The Schlieffen Plan was perfect. Germany would move rapidly through the Low Countries, end run French defenses at the border, reach Paris and the war would be over. The plan failed, and by the winter of 1914 there were millions dead. By then, the purpose of the Great War was unclear to the nations involved and certainly to the combatants, yet on it went – for four more years. Everyone had a plan.

Good government is like the dog that didn’t bark – you don’t appreciate it because it creates no disturbance; when it succeeds, you hardly notice it at all. When government fails, as it did with World War I, it creates catastrophic suffering, death, and tremendous destruction.

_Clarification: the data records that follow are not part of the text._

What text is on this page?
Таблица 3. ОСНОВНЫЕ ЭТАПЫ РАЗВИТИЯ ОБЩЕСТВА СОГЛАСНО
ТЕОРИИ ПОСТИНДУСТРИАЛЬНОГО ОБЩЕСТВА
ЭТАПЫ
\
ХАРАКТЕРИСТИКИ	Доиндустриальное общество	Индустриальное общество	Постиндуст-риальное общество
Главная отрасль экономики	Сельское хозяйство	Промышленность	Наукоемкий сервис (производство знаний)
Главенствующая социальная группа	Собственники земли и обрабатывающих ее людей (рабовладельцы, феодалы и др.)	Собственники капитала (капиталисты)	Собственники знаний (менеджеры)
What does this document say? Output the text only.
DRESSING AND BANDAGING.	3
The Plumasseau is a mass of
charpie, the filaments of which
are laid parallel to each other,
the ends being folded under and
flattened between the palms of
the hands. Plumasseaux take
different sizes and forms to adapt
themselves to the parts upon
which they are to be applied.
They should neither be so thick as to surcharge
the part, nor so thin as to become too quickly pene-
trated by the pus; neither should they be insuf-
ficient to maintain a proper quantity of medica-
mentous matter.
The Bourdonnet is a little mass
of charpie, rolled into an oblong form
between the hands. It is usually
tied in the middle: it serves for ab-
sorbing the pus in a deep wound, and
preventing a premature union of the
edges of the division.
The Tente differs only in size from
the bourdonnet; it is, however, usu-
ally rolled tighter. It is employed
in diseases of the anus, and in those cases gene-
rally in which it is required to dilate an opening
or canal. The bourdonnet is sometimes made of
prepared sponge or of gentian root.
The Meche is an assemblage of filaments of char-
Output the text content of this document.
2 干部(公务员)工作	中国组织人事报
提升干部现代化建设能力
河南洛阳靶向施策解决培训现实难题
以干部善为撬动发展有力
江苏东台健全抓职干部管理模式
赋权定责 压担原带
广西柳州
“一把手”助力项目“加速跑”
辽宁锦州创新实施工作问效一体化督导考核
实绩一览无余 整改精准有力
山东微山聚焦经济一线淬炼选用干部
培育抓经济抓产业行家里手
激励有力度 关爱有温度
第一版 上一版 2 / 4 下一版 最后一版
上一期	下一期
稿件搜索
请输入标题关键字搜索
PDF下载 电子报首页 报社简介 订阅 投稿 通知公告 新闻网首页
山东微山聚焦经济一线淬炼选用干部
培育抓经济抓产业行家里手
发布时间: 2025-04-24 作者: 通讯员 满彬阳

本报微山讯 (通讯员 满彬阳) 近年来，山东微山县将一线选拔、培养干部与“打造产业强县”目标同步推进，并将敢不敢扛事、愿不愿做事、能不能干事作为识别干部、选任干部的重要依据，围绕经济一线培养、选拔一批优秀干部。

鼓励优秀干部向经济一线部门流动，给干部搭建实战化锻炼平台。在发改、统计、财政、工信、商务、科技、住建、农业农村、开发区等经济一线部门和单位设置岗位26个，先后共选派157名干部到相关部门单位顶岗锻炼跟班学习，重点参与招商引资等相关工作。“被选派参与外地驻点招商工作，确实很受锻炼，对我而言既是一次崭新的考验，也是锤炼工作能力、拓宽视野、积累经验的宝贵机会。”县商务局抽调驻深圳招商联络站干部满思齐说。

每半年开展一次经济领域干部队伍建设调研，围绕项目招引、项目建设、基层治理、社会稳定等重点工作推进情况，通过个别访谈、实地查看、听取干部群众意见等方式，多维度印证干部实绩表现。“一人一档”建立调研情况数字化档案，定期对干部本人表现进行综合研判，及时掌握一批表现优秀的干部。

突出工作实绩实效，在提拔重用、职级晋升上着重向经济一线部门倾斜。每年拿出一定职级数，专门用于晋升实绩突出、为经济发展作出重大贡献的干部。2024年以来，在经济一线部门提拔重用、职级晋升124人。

Like tobacco, I had never intended to be involved in housing. But my interest in good urban planning ran headlong into worries over “affordability,” a qualitative and unmeasurable, subjective relationship between people and price. Price, however, is simple. Price is the quantitative indicator of supply and demand. Today, I can’t buy toilet paper at any price; an airline ticket back to my hometown is less than $200. Lots of people want toilet paper but nobody wants to fly to Albuquerque.

When confronted with data and sentiment, politicians yield to sentiment, like how price feels. If we allow more housing construction, they think, prices will stay high, more money will be made, and people will still suffer. The only answer, therefore, is more constraints on development to limit profits.

Friedrich Hayek’s articulation of spontaneous order is not ideological but a report of reality. People know how to solve problems; they don’t need a plan. Plans are about outcomes, good government is about opportunity through order. Outcomes are good for campaign brochures; uncertainty means unlikely winners and losers. Freedom means uncertainty, but uncertainty creates opportunity.